Unlike Mamdani, Starmer assumes that people want less politics. As he explained in January 2024, after 14 years of conservative bad governance, people wanted “politics that weigh a little more heavily on all of our lives” because “the problem with populism” is that it “needs all your attention…and that’s exhausting, isn’t it?” In this vision, the best prime minister is the one who lets us go about our business again with complete peace of mind. But the desired calm did not last long, and soon all sorts of noisy actors rushed to fill this silent void.
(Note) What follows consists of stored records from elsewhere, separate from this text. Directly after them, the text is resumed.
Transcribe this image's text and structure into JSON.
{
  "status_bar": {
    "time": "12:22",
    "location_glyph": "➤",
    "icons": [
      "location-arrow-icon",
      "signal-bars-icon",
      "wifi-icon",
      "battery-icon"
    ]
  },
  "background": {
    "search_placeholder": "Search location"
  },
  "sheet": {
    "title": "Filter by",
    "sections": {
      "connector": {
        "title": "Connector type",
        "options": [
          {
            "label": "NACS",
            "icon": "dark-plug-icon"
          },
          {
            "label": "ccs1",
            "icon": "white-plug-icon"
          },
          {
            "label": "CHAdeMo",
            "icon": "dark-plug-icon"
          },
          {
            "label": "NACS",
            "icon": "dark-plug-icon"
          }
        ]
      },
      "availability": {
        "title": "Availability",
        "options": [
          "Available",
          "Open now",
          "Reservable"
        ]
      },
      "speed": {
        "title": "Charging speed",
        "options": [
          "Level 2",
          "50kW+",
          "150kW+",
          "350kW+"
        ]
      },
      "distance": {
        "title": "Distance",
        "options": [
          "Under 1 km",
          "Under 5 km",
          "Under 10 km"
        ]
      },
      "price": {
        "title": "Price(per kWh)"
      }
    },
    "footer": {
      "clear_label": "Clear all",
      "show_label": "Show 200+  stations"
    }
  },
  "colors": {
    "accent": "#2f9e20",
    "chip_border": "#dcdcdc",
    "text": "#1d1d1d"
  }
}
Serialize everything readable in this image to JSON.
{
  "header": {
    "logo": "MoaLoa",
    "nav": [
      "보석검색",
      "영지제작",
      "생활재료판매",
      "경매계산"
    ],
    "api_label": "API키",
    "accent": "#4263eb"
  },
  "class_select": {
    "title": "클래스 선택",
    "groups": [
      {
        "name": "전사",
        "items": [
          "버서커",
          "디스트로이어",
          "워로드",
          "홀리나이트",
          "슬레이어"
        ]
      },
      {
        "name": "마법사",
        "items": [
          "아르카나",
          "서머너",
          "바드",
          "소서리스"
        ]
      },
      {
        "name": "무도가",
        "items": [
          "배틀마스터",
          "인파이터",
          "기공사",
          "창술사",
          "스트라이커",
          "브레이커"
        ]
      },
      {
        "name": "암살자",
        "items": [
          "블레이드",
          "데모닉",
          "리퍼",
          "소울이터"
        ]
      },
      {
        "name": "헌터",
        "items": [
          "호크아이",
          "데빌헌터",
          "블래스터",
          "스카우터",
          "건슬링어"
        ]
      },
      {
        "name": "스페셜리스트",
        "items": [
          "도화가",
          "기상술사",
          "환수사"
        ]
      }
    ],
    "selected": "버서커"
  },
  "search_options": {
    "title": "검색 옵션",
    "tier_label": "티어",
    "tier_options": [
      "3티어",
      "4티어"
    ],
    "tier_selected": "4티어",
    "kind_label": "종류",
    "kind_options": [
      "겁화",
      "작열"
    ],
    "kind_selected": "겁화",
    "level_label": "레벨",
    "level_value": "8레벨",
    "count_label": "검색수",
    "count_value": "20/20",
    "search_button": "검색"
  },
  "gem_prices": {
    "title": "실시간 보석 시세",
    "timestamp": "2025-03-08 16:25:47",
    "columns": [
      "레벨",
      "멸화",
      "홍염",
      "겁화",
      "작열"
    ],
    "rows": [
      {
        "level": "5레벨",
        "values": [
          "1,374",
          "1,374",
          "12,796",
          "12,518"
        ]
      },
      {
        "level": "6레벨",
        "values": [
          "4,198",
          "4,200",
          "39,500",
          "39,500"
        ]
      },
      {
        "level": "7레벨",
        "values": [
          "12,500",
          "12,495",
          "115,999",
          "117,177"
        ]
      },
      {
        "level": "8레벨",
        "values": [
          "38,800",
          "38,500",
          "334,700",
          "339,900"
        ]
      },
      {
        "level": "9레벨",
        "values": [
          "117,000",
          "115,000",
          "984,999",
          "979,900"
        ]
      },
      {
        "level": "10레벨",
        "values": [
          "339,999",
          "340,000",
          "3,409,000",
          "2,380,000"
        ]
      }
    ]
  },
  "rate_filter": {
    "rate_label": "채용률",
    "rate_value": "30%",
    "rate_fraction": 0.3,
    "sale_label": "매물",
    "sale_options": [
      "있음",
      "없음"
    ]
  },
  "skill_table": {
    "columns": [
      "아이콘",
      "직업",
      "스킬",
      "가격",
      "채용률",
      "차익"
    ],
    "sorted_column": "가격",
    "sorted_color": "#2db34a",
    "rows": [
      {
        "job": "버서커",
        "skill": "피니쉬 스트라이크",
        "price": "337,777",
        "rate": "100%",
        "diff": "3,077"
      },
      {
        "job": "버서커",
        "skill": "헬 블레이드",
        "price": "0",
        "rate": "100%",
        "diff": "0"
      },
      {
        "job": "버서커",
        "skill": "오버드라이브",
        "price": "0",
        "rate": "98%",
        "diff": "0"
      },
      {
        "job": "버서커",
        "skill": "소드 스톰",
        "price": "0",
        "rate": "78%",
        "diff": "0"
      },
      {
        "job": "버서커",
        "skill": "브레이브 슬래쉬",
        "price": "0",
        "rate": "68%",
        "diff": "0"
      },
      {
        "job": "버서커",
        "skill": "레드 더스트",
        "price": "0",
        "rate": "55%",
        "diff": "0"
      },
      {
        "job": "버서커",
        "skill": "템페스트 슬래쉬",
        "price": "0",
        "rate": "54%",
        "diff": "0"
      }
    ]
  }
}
The assumption that people want less politics confirms the conflation of politics, disappointment, scandal and underhanded leadership, giving in to the disillusionment of decades past. Mamdani showed that the opposite could be the case. Many people expect more from politics, and more: a movement in which to believe, work, mobilize and socialize – stimulated by the dream of a collective and not a quiet life. “It will be loud, it will be different,” Mamdani told the crowd. As the block party broadcast his speech a few blocks away, it seemed as if his words echoed throughout the city. Even the towering skyscrapers of Manhattan stood to attention.